7. On page 39 of your in-service inspection report, you indicated that a sodium intrusion event has introduced sodium into the crevices. Discuss this event in detail or if already provided to NRC, please provide references to documents where this is discussed.
8. On page 8 of your in-service inspection report, you indicated that stay rod locations are areas of high residual stress and susceptible to stress corrosion cracking. Discuss why this area is considered to be susceptible to high residual stresses and what degradation mechanisms are more prone to appear.
9. Regarding your disposition of the freespan differential (FSD) indications:

Discuss what constitutes a significant change in the signals when compared to baseline and your technical basis for this criteria (e.g., Is it based on test repeatability?).

Approximately 260 tube locations were inspected with an RPC probe because of a new FSD or because an existing FSD changed. Clarify whether the indications that required RPC testing were considered new or changed. If new indications, discuss the cause. If changed indications, discuss the reason for the change.

Clarify the number of tubes with FSD indications that required RPC testing.

Table 19 implies that only 1020 of the 1619 FSDs were dispositioned based on history review.

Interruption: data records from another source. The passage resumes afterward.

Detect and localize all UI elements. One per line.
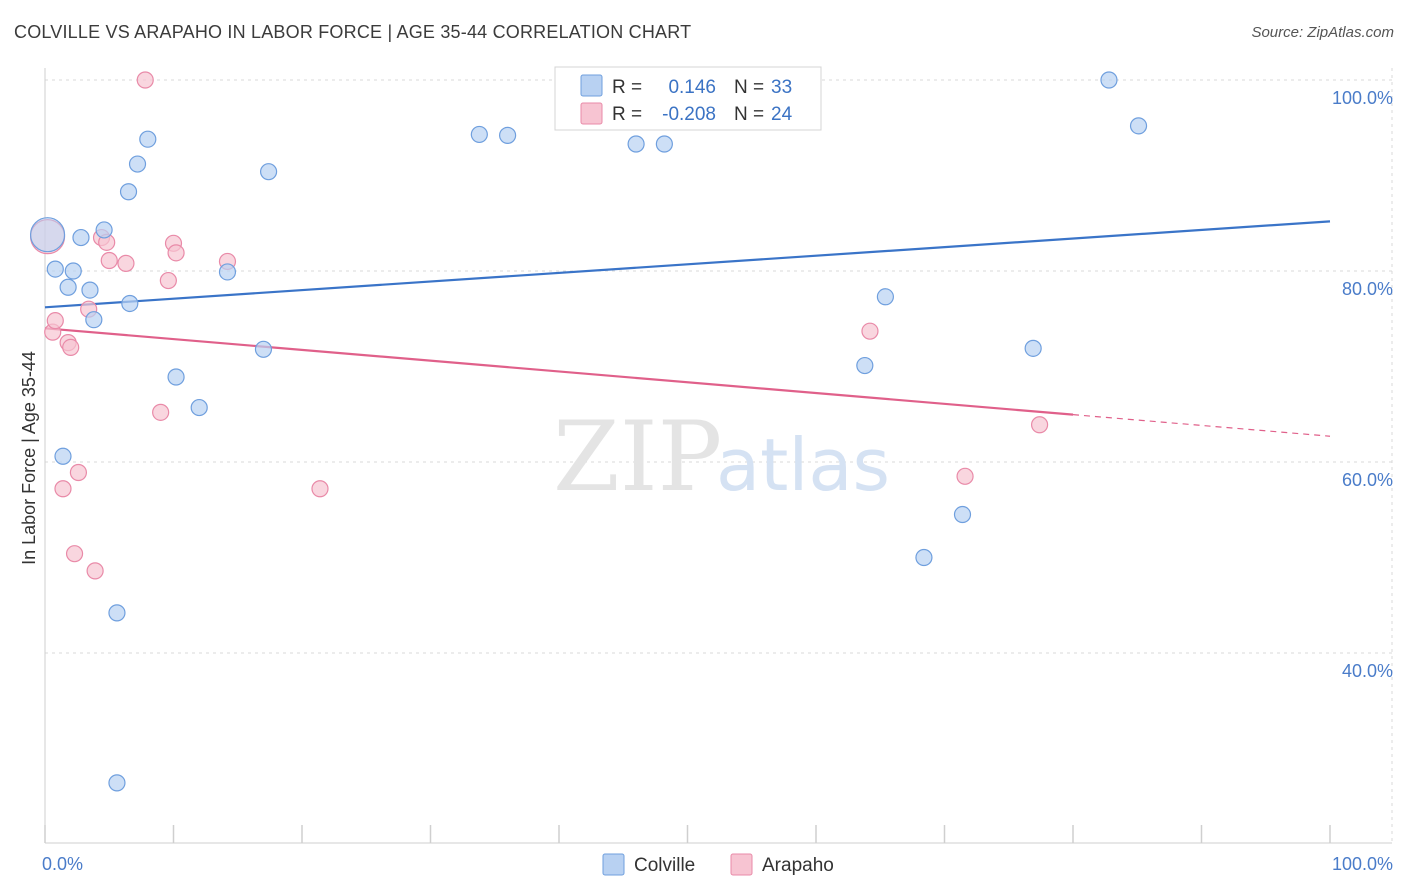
colville-point[interactable] bbox=[46, 260, 64, 278]
arapaho-point[interactable] bbox=[62, 338, 80, 356]
arapaho-point[interactable] bbox=[1030, 416, 1049, 434]
arapaho-point[interactable] bbox=[956, 467, 974, 485]
colville-point[interactable] bbox=[167, 368, 185, 386]
watermark-zip: ZIP bbox=[553, 401, 722, 513]
arapaho-point[interactable] bbox=[861, 322, 879, 340]
colville-point[interactable] bbox=[259, 163, 278, 181]
colville-point[interactable] bbox=[64, 262, 82, 280]
colville-r-label: R = bbox=[612, 77, 642, 98]
colville-swatch bbox=[580, 74, 603, 97]
colville-point[interactable] bbox=[254, 340, 273, 358]
arapaho-r-label: R = bbox=[612, 104, 642, 125]
colville-point[interactable] bbox=[876, 288, 894, 306]
arapaho-point[interactable] bbox=[65, 545, 84, 563]
colville-point[interactable] bbox=[1129, 117, 1148, 135]
legend-arapaho-swatch[interactable] bbox=[730, 853, 753, 876]
trend-lines bbox=[44, 220, 1331, 437]
axes bbox=[44, 68, 1392, 844]
colville-point[interactable] bbox=[655, 135, 673, 153]
colville-point[interactable] bbox=[856, 356, 874, 375]
arapaho-swatch bbox=[580, 102, 603, 125]
colville-point[interactable] bbox=[72, 228, 90, 247]
colville-n-value: 33 bbox=[771, 77, 792, 98]
colville-point[interactable] bbox=[108, 774, 126, 792]
legend: Colville Arapaho bbox=[602, 853, 834, 876]
y-axis-label: In Labor Force | Age 35-44 bbox=[19, 351, 39, 565]
y-tick-label: 80.0% bbox=[1342, 279, 1393, 299]
colville-point[interactable] bbox=[85, 311, 103, 329]
arapaho-point[interactable] bbox=[136, 71, 154, 89]
legend-arapaho-label[interactable]: Arapaho bbox=[762, 855, 834, 876]
colville-point[interactable] bbox=[218, 263, 237, 281]
y-tick-label: 40.0% bbox=[1342, 661, 1393, 681]
colville-point[interactable] bbox=[29, 217, 66, 253]
watermark: ZIP atlas bbox=[553, 401, 890, 513]
colville-point[interactable] bbox=[915, 548, 933, 567]
colville-r-value: 0.146 bbox=[668, 77, 716, 98]
grid-lines bbox=[45, 68, 1393, 843]
arapaho-point[interactable] bbox=[100, 251, 118, 270]
x-tick-label: 100.0% bbox=[1332, 854, 1393, 874]
colville-point[interactable] bbox=[121, 294, 139, 313]
arapaho-point[interactable] bbox=[69, 463, 88, 482]
colville-point[interactable] bbox=[81, 281, 99, 299]
arapaho-point[interactable] bbox=[311, 480, 329, 498]
source-label[interactable]: Source: ZipAtlas.com bbox=[1251, 24, 1394, 41]
arapaho-point[interactable] bbox=[152, 403, 170, 421]
colville-point[interactable] bbox=[190, 398, 208, 417]
arapaho-point[interactable] bbox=[46, 312, 64, 330]
colville-point[interactable] bbox=[1024, 339, 1042, 357]
colville-point[interactable] bbox=[128, 155, 147, 173]
arapaho-n-label: N = bbox=[734, 104, 764, 125]
stats-legend-box: R = 0.146 N = 33 R = -0.208 N = 24 bbox=[554, 66, 822, 131]
arapaho-n-value: 24 bbox=[771, 104, 793, 125]
legend-colville-label[interactable]: Colville bbox=[634, 855, 695, 876]
colville-point[interactable] bbox=[953, 505, 972, 524]
colville-point[interactable] bbox=[499, 126, 517, 144]
colville-point[interactable] bbox=[59, 278, 77, 296]
arapaho-point[interactable] bbox=[159, 271, 177, 290]
colville-point[interactable] bbox=[627, 135, 645, 153]
watermark-atlas: atlas bbox=[716, 423, 890, 507]
chart-title: COLVILLE VS ARAPAHO IN LABOR FORCE | AGE… bbox=[14, 22, 692, 42]
x-tick-labels: 0.0% 100.0% bbox=[42, 854, 1393, 874]
y-tick-label: 100.0% bbox=[1332, 88, 1393, 108]
colville-point[interactable] bbox=[119, 183, 138, 201]
colville-n-label: N = bbox=[734, 77, 764, 98]
arapaho-point[interactable] bbox=[54, 480, 72, 498]
colville-point[interactable] bbox=[139, 130, 157, 148]
colville-point[interactable] bbox=[470, 125, 488, 144]
legend-colville-swatch[interactable] bbox=[602, 853, 625, 876]
arapaho-point[interactable] bbox=[86, 562, 104, 580]
y-tick-labels: 40.0% 60.0% 80.0% 100.0% bbox=[1332, 88, 1393, 681]
colville-point[interactable] bbox=[108, 604, 126, 622]
x-tick-label: 0.0% bbox=[42, 854, 83, 874]
trend-line-arapaho bbox=[44, 327, 1074, 416]
colville-point[interactable] bbox=[95, 221, 113, 239]
colville-point[interactable] bbox=[1100, 71, 1118, 89]
y-tick-label: 60.0% bbox=[1342, 470, 1393, 490]
trend-line-arapaho-extension bbox=[1072, 414, 1331, 437]
data-points bbox=[29, 71, 1148, 792]
arapaho-r-value: -0.208 bbox=[662, 104, 716, 125]
arapaho-point[interactable] bbox=[117, 254, 135, 272]
colville-point[interactable] bbox=[54, 447, 72, 465]
arapaho-point[interactable] bbox=[167, 244, 185, 262]
trend-line-colville bbox=[44, 220, 1331, 309]
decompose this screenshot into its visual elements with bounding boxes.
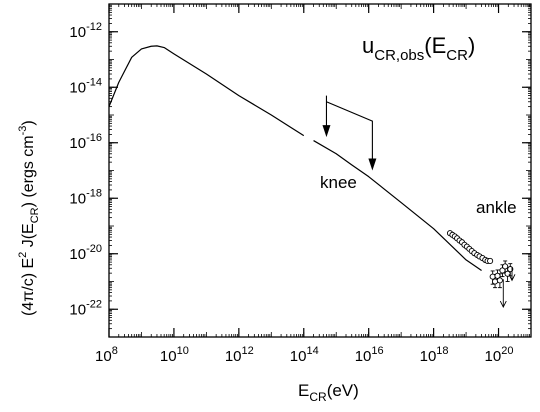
y-tick-exp: -22 <box>86 298 102 310</box>
x-tick-label: 1020 <box>485 345 514 365</box>
x-tick-label: 1012 <box>225 345 254 365</box>
y-tick-exp: -14 <box>86 76 102 88</box>
y-tick-base: 10 <box>69 135 86 152</box>
y-label-sub: CR <box>29 207 41 223</box>
knee-label: knee <box>320 173 357 192</box>
x-tick-exp: 8 <box>112 345 118 357</box>
spectrum-curve-0 <box>108 45 305 137</box>
y-label-sup: 2 <box>17 252 29 258</box>
y-tick-base: 10 <box>69 301 86 318</box>
formula-annotation: uCR,obs(ECR) <box>362 33 475 64</box>
y-tick-label: 10-20 <box>69 243 102 263</box>
series-layer <box>108 45 516 309</box>
y-tick-exp: -16 <box>86 132 102 144</box>
x-label-sub: CR <box>309 390 327 404</box>
y-axis-label: (4π/c) E2 J(ECR) (ergs cm-3) <box>17 120 41 316</box>
x-tick-label: 1014 <box>290 345 319 365</box>
annotation-layer <box>322 95 377 171</box>
x-tick-exp: 14 <box>306 345 318 357</box>
arrow-head-left <box>322 125 331 138</box>
minor-tick-marks <box>108 4 531 338</box>
y-label-close: ) <box>20 120 37 125</box>
x-tick-exp: 18 <box>436 345 448 357</box>
formula-close: ) <box>468 33 475 58</box>
x-tick-label: 1018 <box>420 345 449 365</box>
x-tick-label: 108 <box>95 345 118 365</box>
data-point <box>496 277 503 284</box>
x-tick-label: 1016 <box>355 345 384 365</box>
y-tick-label: 10-12 <box>69 21 102 41</box>
y-tick-label: 10-16 <box>69 132 102 152</box>
y-tick-label: 10-18 <box>69 187 102 207</box>
x-tick-exp: 12 <box>242 345 254 357</box>
arrow-head-right <box>368 158 377 171</box>
x-label-main: E <box>298 381 309 400</box>
x-tick-base: 10 <box>290 348 307 365</box>
y-tick-exp: -18 <box>86 187 102 199</box>
upper-limit-arrow <box>508 274 516 282</box>
ankle-label: ankle <box>476 198 517 217</box>
y-tick-label: 10-14 <box>69 76 102 96</box>
x-tick-exp: 10 <box>177 345 189 357</box>
major-tick-marks <box>108 4 531 337</box>
knee-bracket-arrows <box>325 95 373 161</box>
x-tick-exp: 20 <box>501 345 513 357</box>
y-tick-exp: -20 <box>86 243 102 255</box>
x-tick-base: 10 <box>225 348 242 365</box>
formula-mid: (E <box>424 33 446 58</box>
y-label-mid: J(E <box>20 223 37 251</box>
y-label-unit: ) (ergs cm <box>20 135 37 207</box>
x-tick-base: 10 <box>160 348 177 365</box>
x-label-unit: (eV) <box>327 381 359 400</box>
y-tick-exp: -12 <box>86 21 102 33</box>
y-label-prefix: (4π/c) E <box>20 258 37 316</box>
y-tick-base: 10 <box>69 246 86 263</box>
x-tick-base: 10 <box>95 348 112 365</box>
formula-sub2: CR <box>446 47 468 64</box>
formula-sub: CR,obs <box>374 47 424 64</box>
x-tick-label: 1010 <box>160 345 189 365</box>
x-tick-base: 10 <box>420 348 437 365</box>
x-tick-labels: 108 1010 1012 1014 1016 1018 1020 <box>95 345 513 365</box>
y-tick-label: 10-22 <box>69 298 102 318</box>
y-tick-base: 10 <box>69 190 86 207</box>
x-tick-exp: 16 <box>371 345 383 357</box>
data-point <box>502 263 509 270</box>
x-tick-base: 10 <box>485 348 502 365</box>
data-point <box>489 273 496 280</box>
x-axis-label: ECR(eV) <box>298 381 359 404</box>
data-point <box>499 267 506 274</box>
y-label-unit-sup: -3 <box>17 126 29 136</box>
y-tick-base: 10 <box>69 79 86 96</box>
spectrum-curve-1 <box>313 140 482 271</box>
x-tick-base: 10 <box>355 348 372 365</box>
data-point <box>487 257 494 265</box>
formula-u: u <box>362 33 374 58</box>
upper-limit-arrow <box>499 300 507 309</box>
y-tick-base: 10 <box>69 24 86 41</box>
data-point <box>491 278 499 285</box>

10. You indicated that no changes were noted in the bobbin coil examinations of dings. You further indicated that a bobbin coil review was performed for all free span dings greater than or equal to 2 volts. Clarify how many dings are present in your steam generators (e.g., x dings greater than 2 volts, y dings greater than 5 volts). Clarify that 95 percent of all dings (greater than 2 volts) are located at vertical straps. Clarify whether circumferential cracking has been observed at dings at Palisades or at other similarly designed and operated units. If it has been observed, discuss the basis for not expanding the scope of inspection to 100 percent. Based on the material provided, the staff inferred that for dings whose voltages are between 2 and 5 volts, the 2003 bobbin coil data was compared to baseline data to determine if any change occurred. If this is the case, discuss the technical basis for the approach including whether the bobbin coil signal from a ding would change significantly if a flaw (axial or circumferential) were to initiate at this location. The staff notes that many plants with mill annealed Alloy 600 tubes inspect 100 percent of all dents/dings that have bobbin voltages greater than 5 volts.
11. In your assessment of tube wear, discuss how you accounted for degradation in the tubes you did not inspect. In addition, clarify the discussion regarding the 67 percent through wall wear indication detected in 1999 (p. 26). Was the wear associated with this tube caused by some local support condition such that it necessitated inspection of surrounding tubes?
12. On page 28 of your in-service inspection report, you indicated that an axial u-bend outside diameter stress corrosion cracking (ODSCC) indication was screened. Was an axial ODSCC indication detected in the U-bend or is this a typographical error?
13. Discuss whether any primary to secondary leakage has been observed during the current cycle.
14. For all tubes with possible loose parts indications, discuss whether a visual inspection was performed at these locations. Were any loose parts left in the SG? If so, discuss whether a tube integrity evaluation was performed.